Он простер левую ладонь с раздутыми пальцами.
— Я пять лет ходил в вечернюю школу, чтобы выучить английский и переводить твои рассказы и стихи. Помнишь, Миша, как я бегал на Генри-стрит под снегом и дождем — без калош, без шарфа, без пальто, а учебник, чтобы не промок, прятал под рубашкой? Я для себя это делал, Миша, а? Как бы не так! Тебя, когда ты сидел у Раттнера или в «Ройяле», называли: «Миша Дубринов, еврейский Лермонтов!» А надо мной все смеялись. Видели меня с учебником по грамматике и дразнили ешиве бохер. В конце концов, кому нужен Бродвей, если есть Вторая авеню?[49] А ведь я предупреждал тебя, и Шмулку, и Бориса. Погодите, говорил я, погодите. Через десять лет с Деланси-стрит все съедут и ваши стихи и пьесы станут читать разве что клопы со вшами. Я не вполне угадал. На это понадобилось не десять, а тридцать лет! Миша…
Миша отложил ручку и закрыл чернила. Бернштейн приблизил к нему взопревшее лицо.

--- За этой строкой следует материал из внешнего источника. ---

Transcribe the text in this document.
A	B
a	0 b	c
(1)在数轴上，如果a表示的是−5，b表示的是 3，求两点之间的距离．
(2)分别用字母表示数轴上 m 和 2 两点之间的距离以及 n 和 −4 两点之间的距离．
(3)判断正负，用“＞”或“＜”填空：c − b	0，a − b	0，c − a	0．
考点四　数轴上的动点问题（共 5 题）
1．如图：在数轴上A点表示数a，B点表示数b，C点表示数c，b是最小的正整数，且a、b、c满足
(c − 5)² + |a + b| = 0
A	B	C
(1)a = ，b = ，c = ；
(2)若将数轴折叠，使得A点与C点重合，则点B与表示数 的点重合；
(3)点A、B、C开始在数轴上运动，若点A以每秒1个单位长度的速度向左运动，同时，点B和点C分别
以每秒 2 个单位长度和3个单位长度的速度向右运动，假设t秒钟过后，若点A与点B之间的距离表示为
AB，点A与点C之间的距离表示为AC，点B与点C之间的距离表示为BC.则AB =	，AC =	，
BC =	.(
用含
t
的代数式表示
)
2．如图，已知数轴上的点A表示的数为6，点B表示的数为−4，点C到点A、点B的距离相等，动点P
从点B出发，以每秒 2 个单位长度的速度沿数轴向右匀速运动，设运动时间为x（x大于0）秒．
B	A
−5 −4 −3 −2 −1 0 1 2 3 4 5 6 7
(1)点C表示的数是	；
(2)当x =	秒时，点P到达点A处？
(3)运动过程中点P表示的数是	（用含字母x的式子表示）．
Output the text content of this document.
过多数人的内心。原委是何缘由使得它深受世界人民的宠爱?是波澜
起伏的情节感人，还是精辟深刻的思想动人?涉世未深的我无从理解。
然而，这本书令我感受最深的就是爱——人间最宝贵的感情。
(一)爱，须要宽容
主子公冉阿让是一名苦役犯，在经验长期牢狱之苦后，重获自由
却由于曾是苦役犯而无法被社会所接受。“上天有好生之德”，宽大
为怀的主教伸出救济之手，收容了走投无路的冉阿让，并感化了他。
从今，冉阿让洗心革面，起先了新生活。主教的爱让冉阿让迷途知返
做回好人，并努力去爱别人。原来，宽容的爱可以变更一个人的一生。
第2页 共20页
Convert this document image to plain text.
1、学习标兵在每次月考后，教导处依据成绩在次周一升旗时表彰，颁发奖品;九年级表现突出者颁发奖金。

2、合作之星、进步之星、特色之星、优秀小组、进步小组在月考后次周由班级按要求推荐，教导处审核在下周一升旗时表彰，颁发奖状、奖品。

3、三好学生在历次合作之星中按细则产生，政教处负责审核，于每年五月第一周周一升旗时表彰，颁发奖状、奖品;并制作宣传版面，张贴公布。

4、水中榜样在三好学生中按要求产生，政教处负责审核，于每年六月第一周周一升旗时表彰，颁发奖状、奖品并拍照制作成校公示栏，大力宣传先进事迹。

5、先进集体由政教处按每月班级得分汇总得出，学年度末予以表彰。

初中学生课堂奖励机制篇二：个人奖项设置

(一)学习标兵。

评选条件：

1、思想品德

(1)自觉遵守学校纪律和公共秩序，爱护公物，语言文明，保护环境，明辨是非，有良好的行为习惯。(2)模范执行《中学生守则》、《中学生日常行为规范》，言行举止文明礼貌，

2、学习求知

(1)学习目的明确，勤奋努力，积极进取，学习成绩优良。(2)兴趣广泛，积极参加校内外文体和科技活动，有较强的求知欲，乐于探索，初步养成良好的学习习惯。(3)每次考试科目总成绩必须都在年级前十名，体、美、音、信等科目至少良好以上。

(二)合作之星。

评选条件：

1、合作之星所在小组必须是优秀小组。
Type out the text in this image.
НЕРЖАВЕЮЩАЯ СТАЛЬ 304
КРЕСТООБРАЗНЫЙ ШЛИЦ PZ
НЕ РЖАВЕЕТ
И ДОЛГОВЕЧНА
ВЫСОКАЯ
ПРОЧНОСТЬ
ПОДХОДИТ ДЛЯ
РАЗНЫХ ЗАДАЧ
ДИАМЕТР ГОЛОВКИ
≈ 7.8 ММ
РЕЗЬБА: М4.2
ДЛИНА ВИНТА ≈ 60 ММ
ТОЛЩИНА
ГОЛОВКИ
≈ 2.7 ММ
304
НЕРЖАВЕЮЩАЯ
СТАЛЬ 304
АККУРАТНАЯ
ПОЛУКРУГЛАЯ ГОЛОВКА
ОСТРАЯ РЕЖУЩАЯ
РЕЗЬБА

— Двадцать лет я гоняюсь за Попкиным. «Попкин, — говорю я, — я знаю, ты печатаешь книги лишь на английском. Разве кто тебя упрекнет? Ты, в конце концов, бизнесмен. Но дай тогда я переведу пять-десять Мишиных рассказов, сварганим из них книжку, и я тебе обещаю: я лично продам десять тысяч экземпляров. Миша ж ведь король Деланси-стрит. Все его обожают!» — «Нет, — говорит он, — нет. Еврейские поэты никому не нужны!» — «Попкин, в моем переводе это будет второй Шекспир». — «Хватит с нас, — отвечает, — и одного Шекспира». Ну так я шлю ему письма, записки, телеграммы, по три раза на неделе названиваю по телефону, проклинаю, угрожаю, а все без толку. Завидят меня у дверей — и запираются. А он полицией грозит. А потом вдруг — на поди — все начинают зачитываться Перецом и Башевисом Зингером, еврейские поэты входят в моду, и теперь уже он шлет мне телеграммы и записки. Миша, я знаю, он мерзавец, но издатель есть издатель!
Он вынул из жилетного кармана три помятых письма.
— Вот, Миша, сам прочти.
И разом выложил конверты на стол. Миша отошел от стола и встал возле унитаза. У Бернштейна застучало в висках; того и гляди хватит инфаркт или инсульт. Сжав руки, он заставил себя успокоиться.
— Миша. Мне что, так и ходить до конца своих дней в одном и том же костюме? Миша, ну пожалуйста, ради меня!
Он — невидяще, стукаясь плечом о трубу — зашаркал к унитазу.
— Миша, если б не ты, я бы стал галантерейщиком, как сестрин муж. Открыл бы собственный магазин и все такое. А я связался с тобой…
Бернштейн увидел, как поникли Мишины плечи, и наддал.
— Ну да, женился бы на Фрици, дочке булочника, и жил бы теперь в Ривердейле[50], имел два «бьюика» и сиамского кота. Бог с ним, с Ривердейлом! Миша, я что, прошу о чем-то таком ужасном?.. Ведь я помочь тебе хочу! Как знать, может, Попкин — это путь к Пулитцеровской премии! Просто дай мне отмашку. А, Миша?